Written by Director Holly Shepherd.


On an autumn day in 1830, The Duke of Wellington turned up in the North West of England for a grand occasion. The Duke was by now Prime Minister and he was met by Robert Stephenson with his famous steam locomotive Rocket that that won the Rainhill Trials in 1829. This new technology was still being tested but The Rocket was set to launch The Liverpool and Manchester Railway that very day. And then disaster struck.

First, there was a derailment after only 13 miles and then one of the dignitaries, panicked by the new steam locomotive, was tragically run down and killed. As the Rocket was a prototype it was not fitted with brakes and stopping meant throwing the gear in reverse. Sadly for the deceased, this process took some time longer than it did for him to jump clear. Yet despite this, the rail industry, in its infancy, survived and thrived.

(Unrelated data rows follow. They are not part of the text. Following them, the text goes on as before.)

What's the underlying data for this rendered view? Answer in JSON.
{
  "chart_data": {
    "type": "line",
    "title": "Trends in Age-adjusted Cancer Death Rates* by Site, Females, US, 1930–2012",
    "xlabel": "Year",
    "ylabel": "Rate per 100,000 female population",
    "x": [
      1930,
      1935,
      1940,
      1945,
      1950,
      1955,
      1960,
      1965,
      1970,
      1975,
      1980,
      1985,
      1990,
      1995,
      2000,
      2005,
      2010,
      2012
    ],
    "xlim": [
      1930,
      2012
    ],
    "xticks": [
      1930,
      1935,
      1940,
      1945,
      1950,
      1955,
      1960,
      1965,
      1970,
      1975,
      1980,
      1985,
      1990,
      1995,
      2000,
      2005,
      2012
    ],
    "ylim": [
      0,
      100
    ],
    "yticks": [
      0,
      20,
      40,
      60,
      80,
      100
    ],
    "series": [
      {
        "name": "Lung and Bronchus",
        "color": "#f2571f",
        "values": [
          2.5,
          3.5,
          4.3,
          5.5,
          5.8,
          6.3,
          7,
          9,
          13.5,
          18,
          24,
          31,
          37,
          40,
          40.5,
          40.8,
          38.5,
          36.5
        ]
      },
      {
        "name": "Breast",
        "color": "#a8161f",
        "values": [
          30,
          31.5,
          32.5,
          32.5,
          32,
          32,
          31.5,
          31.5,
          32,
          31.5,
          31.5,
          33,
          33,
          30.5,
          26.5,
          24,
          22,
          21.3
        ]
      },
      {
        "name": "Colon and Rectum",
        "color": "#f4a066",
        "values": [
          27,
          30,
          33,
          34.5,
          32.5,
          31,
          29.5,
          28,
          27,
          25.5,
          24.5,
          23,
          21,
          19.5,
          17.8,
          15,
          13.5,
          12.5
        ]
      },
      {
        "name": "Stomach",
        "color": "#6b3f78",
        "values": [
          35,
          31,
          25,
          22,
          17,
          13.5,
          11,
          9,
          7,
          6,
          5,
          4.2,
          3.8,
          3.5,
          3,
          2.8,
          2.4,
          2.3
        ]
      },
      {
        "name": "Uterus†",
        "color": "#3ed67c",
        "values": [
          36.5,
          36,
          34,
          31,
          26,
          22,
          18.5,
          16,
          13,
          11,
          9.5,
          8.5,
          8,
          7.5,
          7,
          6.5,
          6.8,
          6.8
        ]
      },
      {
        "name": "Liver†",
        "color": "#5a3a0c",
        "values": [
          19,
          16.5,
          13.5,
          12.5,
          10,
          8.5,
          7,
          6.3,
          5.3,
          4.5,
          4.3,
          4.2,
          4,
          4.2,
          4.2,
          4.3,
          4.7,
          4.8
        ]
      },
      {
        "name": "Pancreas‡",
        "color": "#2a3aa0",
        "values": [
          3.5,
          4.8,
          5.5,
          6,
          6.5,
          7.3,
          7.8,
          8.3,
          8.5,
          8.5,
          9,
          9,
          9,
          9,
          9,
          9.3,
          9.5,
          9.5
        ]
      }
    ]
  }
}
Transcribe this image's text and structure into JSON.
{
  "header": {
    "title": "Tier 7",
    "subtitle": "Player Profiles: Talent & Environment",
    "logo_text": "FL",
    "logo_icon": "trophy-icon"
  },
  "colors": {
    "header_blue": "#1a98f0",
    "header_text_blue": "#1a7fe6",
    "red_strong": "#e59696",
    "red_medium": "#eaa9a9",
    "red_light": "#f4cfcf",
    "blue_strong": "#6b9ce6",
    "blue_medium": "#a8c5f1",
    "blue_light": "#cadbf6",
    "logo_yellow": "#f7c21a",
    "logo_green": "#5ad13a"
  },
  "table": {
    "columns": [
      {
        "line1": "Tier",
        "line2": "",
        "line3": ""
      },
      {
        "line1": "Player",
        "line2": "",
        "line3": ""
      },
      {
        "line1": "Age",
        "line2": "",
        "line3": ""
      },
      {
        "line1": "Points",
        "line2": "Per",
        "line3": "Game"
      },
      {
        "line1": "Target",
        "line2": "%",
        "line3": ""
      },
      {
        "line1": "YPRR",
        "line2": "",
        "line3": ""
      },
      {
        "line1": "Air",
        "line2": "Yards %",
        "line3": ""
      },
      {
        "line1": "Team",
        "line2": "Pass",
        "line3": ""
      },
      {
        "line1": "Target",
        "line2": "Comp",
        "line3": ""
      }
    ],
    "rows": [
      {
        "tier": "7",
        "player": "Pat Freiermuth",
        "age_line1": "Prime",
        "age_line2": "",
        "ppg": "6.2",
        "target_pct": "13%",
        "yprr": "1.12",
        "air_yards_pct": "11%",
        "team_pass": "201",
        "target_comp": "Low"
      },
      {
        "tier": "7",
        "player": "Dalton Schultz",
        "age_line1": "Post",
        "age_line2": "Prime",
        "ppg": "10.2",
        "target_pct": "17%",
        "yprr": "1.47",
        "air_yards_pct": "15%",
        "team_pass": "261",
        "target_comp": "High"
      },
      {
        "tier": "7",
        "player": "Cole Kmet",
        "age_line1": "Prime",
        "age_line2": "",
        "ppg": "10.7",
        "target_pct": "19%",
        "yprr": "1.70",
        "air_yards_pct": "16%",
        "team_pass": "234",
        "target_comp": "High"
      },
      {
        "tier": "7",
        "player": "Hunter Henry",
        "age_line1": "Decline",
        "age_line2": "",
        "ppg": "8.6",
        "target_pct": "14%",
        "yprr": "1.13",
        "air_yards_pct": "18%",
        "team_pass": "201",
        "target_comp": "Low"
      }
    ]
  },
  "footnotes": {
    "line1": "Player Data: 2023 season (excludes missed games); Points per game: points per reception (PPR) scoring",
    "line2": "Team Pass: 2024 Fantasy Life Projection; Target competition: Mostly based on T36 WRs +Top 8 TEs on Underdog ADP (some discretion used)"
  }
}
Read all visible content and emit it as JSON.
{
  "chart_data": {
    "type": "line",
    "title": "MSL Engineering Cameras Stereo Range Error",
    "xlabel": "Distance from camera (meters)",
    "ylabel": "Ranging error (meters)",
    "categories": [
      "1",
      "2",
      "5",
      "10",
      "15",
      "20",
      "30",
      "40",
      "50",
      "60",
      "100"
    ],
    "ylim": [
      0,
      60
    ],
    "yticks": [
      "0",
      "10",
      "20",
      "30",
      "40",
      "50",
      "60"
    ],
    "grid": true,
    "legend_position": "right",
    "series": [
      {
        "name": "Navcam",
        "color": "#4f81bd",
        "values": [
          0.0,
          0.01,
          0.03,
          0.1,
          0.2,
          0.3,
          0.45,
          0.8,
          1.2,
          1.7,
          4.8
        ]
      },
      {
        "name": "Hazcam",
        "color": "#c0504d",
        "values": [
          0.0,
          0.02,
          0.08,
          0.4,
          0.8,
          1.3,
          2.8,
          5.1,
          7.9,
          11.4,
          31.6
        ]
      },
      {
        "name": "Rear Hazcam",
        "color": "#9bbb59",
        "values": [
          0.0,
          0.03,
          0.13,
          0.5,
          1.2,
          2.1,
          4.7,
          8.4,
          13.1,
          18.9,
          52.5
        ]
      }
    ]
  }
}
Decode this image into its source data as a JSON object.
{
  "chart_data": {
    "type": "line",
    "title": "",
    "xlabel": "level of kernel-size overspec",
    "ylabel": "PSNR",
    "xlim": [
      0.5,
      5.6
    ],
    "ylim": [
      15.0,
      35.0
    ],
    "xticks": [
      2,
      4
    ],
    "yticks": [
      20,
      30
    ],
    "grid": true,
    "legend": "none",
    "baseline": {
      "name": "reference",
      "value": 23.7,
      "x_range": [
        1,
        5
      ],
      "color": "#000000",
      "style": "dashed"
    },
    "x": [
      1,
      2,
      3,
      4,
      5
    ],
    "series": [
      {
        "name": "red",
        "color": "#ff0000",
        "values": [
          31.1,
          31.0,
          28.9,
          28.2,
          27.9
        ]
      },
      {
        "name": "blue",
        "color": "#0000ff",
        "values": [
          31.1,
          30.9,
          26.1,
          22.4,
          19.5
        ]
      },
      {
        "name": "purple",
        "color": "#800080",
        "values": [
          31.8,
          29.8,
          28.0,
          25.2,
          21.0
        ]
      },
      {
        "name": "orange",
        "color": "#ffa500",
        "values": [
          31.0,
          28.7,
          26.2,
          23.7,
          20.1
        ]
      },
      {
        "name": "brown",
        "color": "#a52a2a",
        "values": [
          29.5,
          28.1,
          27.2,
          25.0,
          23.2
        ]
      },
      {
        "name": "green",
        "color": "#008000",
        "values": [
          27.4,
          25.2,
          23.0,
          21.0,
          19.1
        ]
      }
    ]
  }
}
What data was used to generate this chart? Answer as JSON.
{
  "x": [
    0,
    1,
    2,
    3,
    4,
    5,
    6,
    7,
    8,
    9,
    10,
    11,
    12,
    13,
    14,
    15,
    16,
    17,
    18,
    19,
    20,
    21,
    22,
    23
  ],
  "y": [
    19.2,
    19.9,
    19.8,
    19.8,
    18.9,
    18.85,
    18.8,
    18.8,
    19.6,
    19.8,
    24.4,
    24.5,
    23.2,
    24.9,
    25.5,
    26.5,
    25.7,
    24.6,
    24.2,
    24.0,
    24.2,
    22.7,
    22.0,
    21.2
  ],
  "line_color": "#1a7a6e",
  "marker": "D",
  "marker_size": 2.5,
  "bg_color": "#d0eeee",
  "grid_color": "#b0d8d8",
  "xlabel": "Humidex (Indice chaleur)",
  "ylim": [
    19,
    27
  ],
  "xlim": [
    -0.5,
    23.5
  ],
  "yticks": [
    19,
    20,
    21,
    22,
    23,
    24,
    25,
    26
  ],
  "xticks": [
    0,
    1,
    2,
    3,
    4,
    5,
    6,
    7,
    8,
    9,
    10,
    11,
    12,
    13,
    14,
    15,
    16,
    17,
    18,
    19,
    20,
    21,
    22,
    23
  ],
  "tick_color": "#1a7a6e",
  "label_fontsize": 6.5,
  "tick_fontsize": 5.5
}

Fast forward nearly two centuries and driverless vehicles are the latest technological advance making headlines for the wrong reasons. Tesla has suffered two high-profile losses in the USA and China. The former resulting in the first auto pilot death and the latter causing the removal of the term auto pilot from the features list altogether.

Like The Rocket, these incidents were disastrous. However, in the modern, digital age, these setbacks threaten to derail the development of self-driving vehicles. Yet the big difference is that this time, the fatalities per mile are dramatically lower than The Rocket. According to Tesla figures, this first fatality followed nearly 130 million safe miles, compared to a death every 96 million miles across all vehicles in the USA. So just how risky is it? It would be interesting to understand how the underwriters view this.

Meanwhile, whilst the technology is being played down in cars, it has been reported that start-up provider Otto will have software in trucks by the end of 2016. There is no launch date, but experts believe that auto pilot features will be rolled out in trucks before they are available in cars. In effect, the driver could potentially leave the wheel of a truck.

What does this mean for insurance world?

This presents a new risk and also an opportunity. As we reported earlier, a convoy of trucks travelling across Europe saved both fuel and reduced the risk of accidents from fatigue or driver distraction. These are very interesting times and we as an industry need to be prepared.

Clearly there has been a short-term loss of confidence and the likes of Tesla are suffering. However, rather like the Rocket, driver-less vehicles will not be going away.